August 10, 2014

Universities should dump regressive student athletic fees

Reducing or eliminating costly fees for athletic programs, or what’s being called a regressive tax on students, should be a priority for colleges and universities, but it’s not.

College students have enough financial worries without being assessed costly fees for athletic programs.

Yet that continues to happen despite schools cashing in on multimillion-dollar TV contracts for sports. In an analysis of public schools in the Big 12 and Southeastern conferences, The Star found that a majority of athletic departments in both conferences received more than a million dollars in student fee subsidies in 2012-2013

Reducing or eliminating what’s being called a regressive tax on students should be a priority, but it’s not. The University of Kansas responded to a reduction in its student fee subsidy by selling some of the best student seats for men’s basketball at Allen Fieldhouse to donors. The school also raised the price of student football and men’s basketball ticket packages to make up for the $350,000 in lost revenue.

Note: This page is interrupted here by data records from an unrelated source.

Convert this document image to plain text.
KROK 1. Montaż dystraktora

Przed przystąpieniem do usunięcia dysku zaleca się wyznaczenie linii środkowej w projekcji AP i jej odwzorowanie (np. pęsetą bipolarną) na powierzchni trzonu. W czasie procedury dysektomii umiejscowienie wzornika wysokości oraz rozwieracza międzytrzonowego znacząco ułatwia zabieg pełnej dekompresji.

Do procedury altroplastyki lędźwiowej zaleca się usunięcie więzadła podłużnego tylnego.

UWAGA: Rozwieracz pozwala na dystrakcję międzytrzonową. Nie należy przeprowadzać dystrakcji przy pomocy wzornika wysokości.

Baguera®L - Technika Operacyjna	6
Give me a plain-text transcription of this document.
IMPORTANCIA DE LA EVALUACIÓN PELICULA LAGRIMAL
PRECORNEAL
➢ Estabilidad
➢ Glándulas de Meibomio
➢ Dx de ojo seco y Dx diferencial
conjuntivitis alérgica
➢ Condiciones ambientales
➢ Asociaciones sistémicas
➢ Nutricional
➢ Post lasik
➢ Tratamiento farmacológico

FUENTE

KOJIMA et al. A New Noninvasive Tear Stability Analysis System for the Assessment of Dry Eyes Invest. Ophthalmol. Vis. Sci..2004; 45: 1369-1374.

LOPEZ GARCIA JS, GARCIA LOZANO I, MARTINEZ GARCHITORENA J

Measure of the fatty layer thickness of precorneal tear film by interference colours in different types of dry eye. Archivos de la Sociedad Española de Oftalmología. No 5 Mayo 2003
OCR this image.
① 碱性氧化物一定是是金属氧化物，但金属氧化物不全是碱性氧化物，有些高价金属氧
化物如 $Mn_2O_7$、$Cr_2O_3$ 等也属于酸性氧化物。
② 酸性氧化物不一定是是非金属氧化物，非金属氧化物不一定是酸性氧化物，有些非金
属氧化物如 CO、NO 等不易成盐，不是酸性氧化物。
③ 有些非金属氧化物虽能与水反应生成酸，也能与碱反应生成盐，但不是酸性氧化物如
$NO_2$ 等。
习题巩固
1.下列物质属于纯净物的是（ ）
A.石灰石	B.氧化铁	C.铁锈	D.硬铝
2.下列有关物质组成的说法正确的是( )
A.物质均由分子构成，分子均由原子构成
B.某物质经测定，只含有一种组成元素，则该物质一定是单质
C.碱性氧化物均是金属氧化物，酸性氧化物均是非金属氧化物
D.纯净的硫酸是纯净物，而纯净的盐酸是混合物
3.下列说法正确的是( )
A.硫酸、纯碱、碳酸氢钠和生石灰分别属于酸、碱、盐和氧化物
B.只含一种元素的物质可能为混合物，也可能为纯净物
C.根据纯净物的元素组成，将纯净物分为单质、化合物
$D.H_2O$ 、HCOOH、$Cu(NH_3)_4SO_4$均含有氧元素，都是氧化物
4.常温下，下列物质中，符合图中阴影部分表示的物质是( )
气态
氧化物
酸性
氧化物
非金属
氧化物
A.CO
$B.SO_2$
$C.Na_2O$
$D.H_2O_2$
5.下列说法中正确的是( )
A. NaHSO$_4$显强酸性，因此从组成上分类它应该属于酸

Keep in mind that KU had a record $93.11 million in athletic revenue for the 2012-2013 financial year. That included $1.1 million in subsidies from student fees and $1.7 million in direct support from the university.

The unnecessary athletic fees add to students’ financial burden. Of about 20 million Americans in college each year, about 12 million borrow money. The average four-year graduate is saddled with $26,000 to $29,000 in loans.